Drink Driving Offences

There are various categories of drink driving offences in New South Wales. They are: –

  • Novice (zero alcohol reading 0.01-0.019);
  • Special Range (over 0.02);
  • Low-Range PCA (0.05 – 0.079);
  • Mid-Range PCA (0.08 – 0.149);
  • High Range PCA (0.15 and above); or
  • Refuse a Breath Analysis.

On 8 September 2004, the New South Wales Court of Criminal Appeal delivered a “Guideline Judgment” concerning the offence of High-Range PCA (Prescribed Concentration of Alcohol) in Re: Application by Attorney-General (No. 3 of 2002) (2004) 61 NSWLR 305).

The Guideline Judgment is relevant to offenders found guilty of High-Range PCA, however, courts often refer to the same principles when Sentencing offenders charged with Low-Range and Mid-Range PCA offences.

The Judgment Guideline sets out the nature and the elements for consideration when Sentencing an offender.
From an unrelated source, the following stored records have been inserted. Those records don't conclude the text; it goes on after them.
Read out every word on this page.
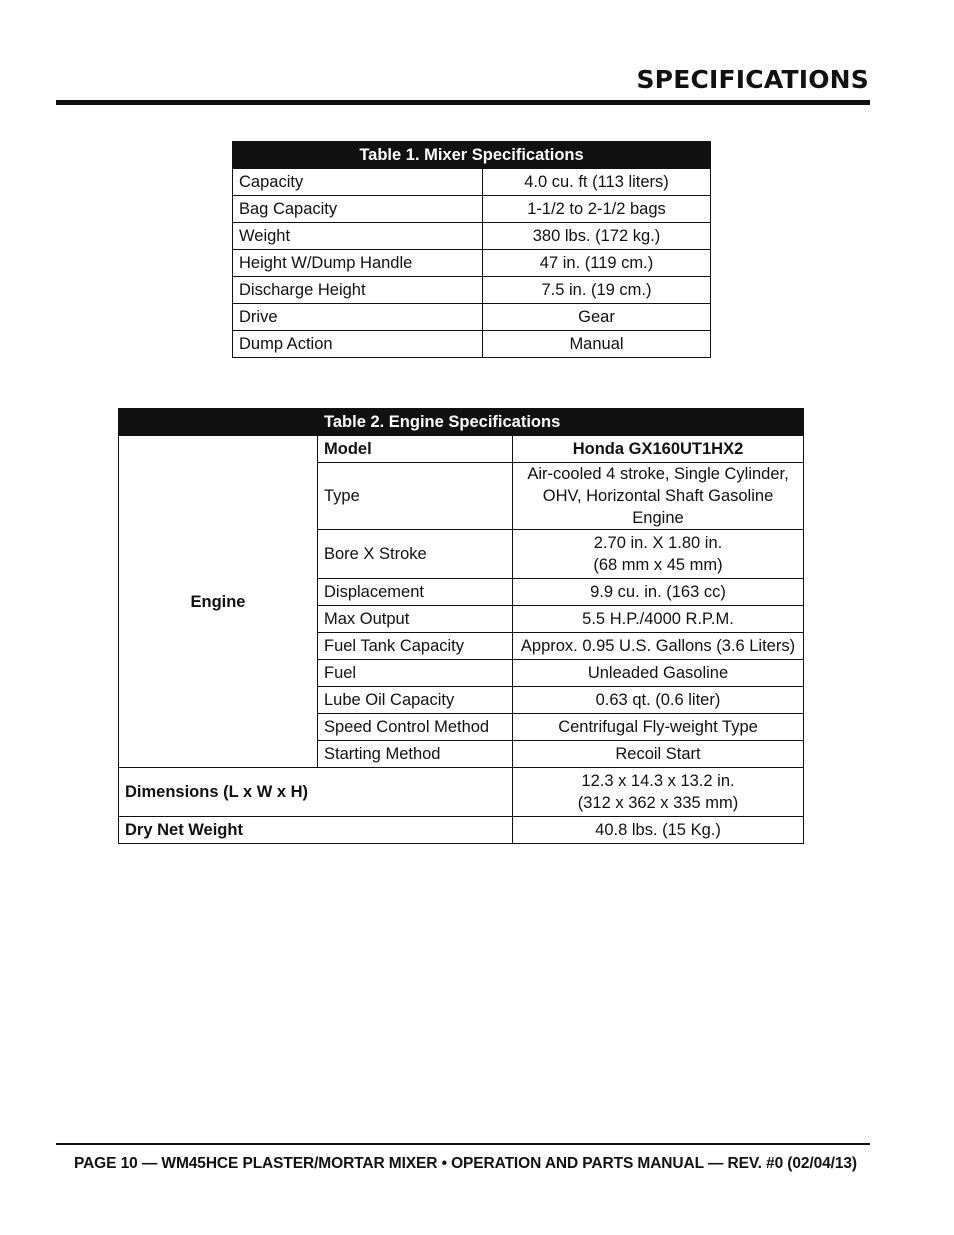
SPECIFICATIONS
Table 1. Mixer Specifications	
Capacity	4.0 cu. ft (113 liters)
Bag Capacity	1-1/2 to 2-1/2 bags
Weight	380 lbs. (172 kg.)
Height W/Dump Handle	47 in. (119 cm.)
Discharge Height	7.5 in. (19 cm.)
Drive	Gear
Dump Action	Manual
Table 2. Engine Specifications		
Engine	Model	Honda GX160UT1HX2

	Type	Air-cooled 4 stroke, Single Cylinder,
OHV, Horizontal Shaft Gasoline Engine

	Bore X Stroke	2.70 in. X 1.80 in.
(68 mm x 45 mm)

	Displacement	9.9 cu. in. (163 cc)

	Max Output	5.5 H.P./4000 R.P.M.

	Fuel Tank Capacity	Approx. 0.95 U.S. Gallons (3.6 Liters)

	Fuel	Unleaded Gasoline

	Lube Oil Capacity	0.63 qt. (0.6 liter)

	Speed Control Method	Centrifugal Fly-weight Type

	Starting Method	Recoil Start

Dimensions (L x W x H)		12.3 x 14.3 x 13.2 in.
(312 x 362 x 335 mm)

Dry Net Weight		40.8 lbs. (15 Kg.)
PAGE 10 — WM45HCE PLASTER/MORTAR MIXER • OPERATION AND PARTS MANUAL — REV. #0 (02/04/13)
The Supreme Court of New South Wales provided the following aggravating factors: –

  • Degree of intoxication;
  • Erratic or aggressive driving;
  • Competitive driving or showing off;
  • Length of the journey at which others are exposed to risk; and
  • Number of persons put at risk by the driving (i.e. the number of passengers in the vehicle).

The Supreme Court also made the following observations: –

  • Prior good character is of less relevance because persons of otherwise good character often commit these offences;
  • Nature of the driving: Once the vehicle is in motion the offence is more serious because of the risk of death or injury to others is increased;
  • Involvement in a driver education program: This will have little impact on the appropriate sentence to be imposed with High-Range PCA, except in relation to the length of disqualification or the amount of a fine. 
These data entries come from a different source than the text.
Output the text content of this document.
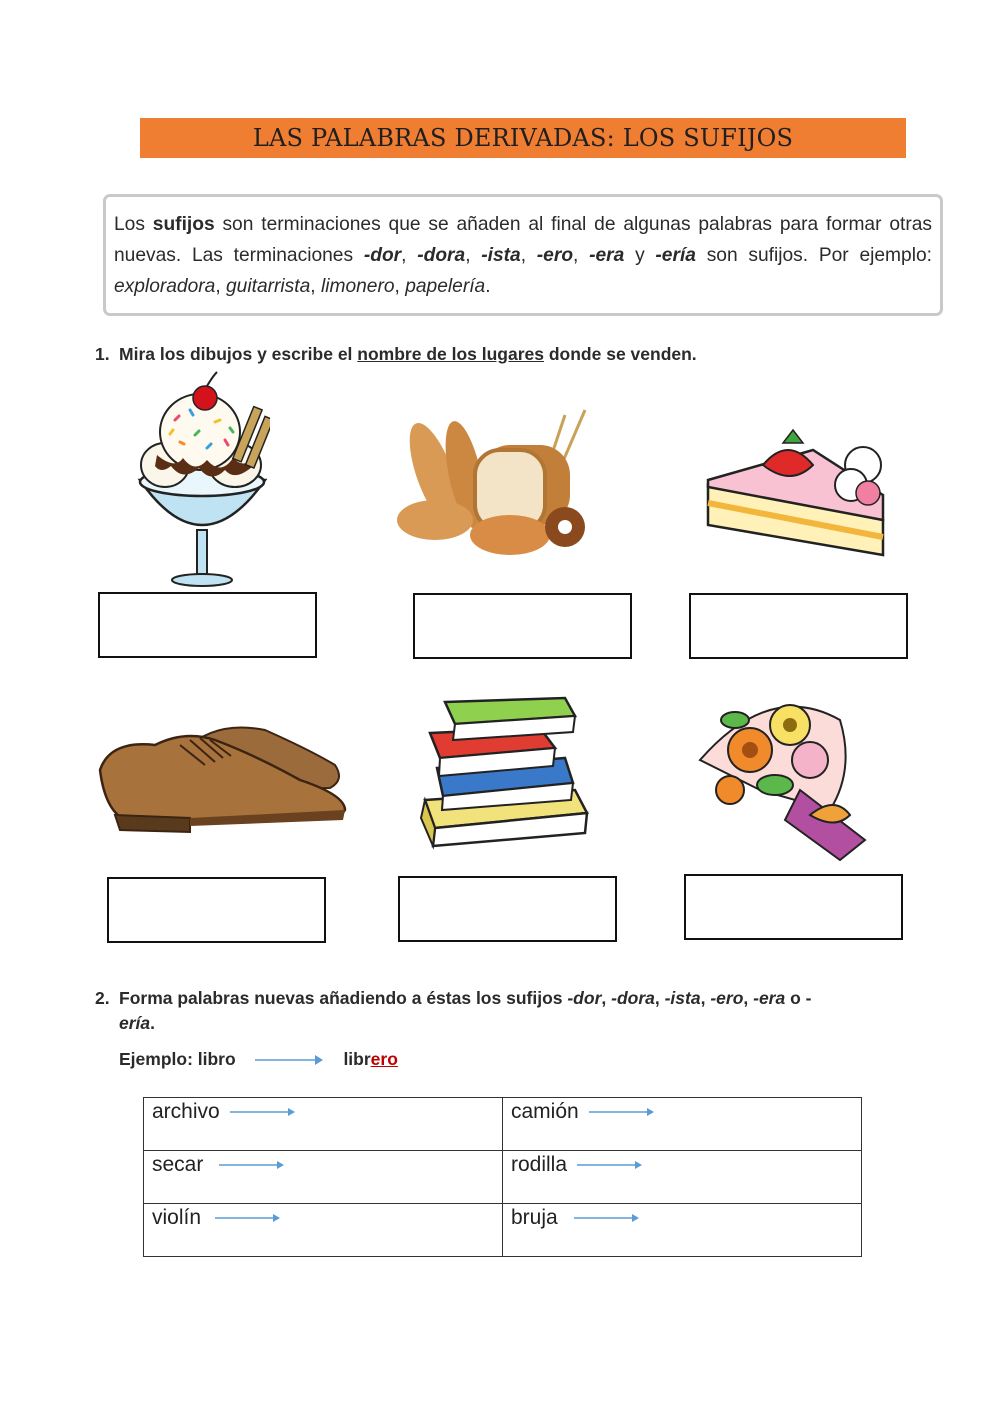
LAS PALABRAS DERIVADAS: LOS SUFIJOS
Los sufijos son terminaciones que se añaden al final de algunas palabras para formar otras nuevas. Las terminaciones -dor, -dora, -ista, -ero, -era y -ería son sufijos. Por ejemplo: exploradora, guitarrista, limonero, papelería.
1. Mira los dibujos y escribe el nombre de los lugares donde se venden.
2. Forma palabras nuevas añadiendo a éstas los sufijos -dor, -dora, -ista, -ero, -era o -
ería.
Ejemplo: libro	librero
archivo	camión

secar	rodilla

violín	bruja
The Court further provided that the offence is “so serious and the criminality… so high” that the participation in a program cannot be seen as an alternative to punishment. It will not warrant the making of a section 10 simply because the offender has participated in such a program.

In terms of the period of disqualification, the automatic period is not the maximum, but merely a default period that operates on conviction unless some other order is made. The disqualification period can be extended. There should be “sufficient and appropriate reasons for reducing the automatic period”.

There will almost invariably be hardship, or at least inconvenience, caused by disqualification for such a lengthy period.

The following factors will assist the offender: –

  • The offender is of prior good character;
  • The offender has no or a minor traffic record;
  • The offender pleaded guilty at the first opportunity;
  • The offender completed the Traffic Offenders Rehabilitation Program;
  • There is little or no risk of re-offending; and/or
  • The offender would be significantly inconvenienced by loss of licence.

The following options are available to the accused depending on his/her instructions: –

  1. We’ll negotiate with the Prosecutor to have the charges withdrawn, downgraded and/or the Police Fact Sheets amended; or
  2. We’ll enter a plea of not guilty and proceed to a hearing; or
  3. We’ll enter a plea of guilty to the charges and proceed to dispute the Police Fact Sheets at a special “disputed facts” hearing; or
  4. We’ll enter a plea of guilty with full acceptance of the Police Fact Sheets; and
  5. We’ll submit thoroughly researched legal submissions requesting that the Court not record a criminal conviction.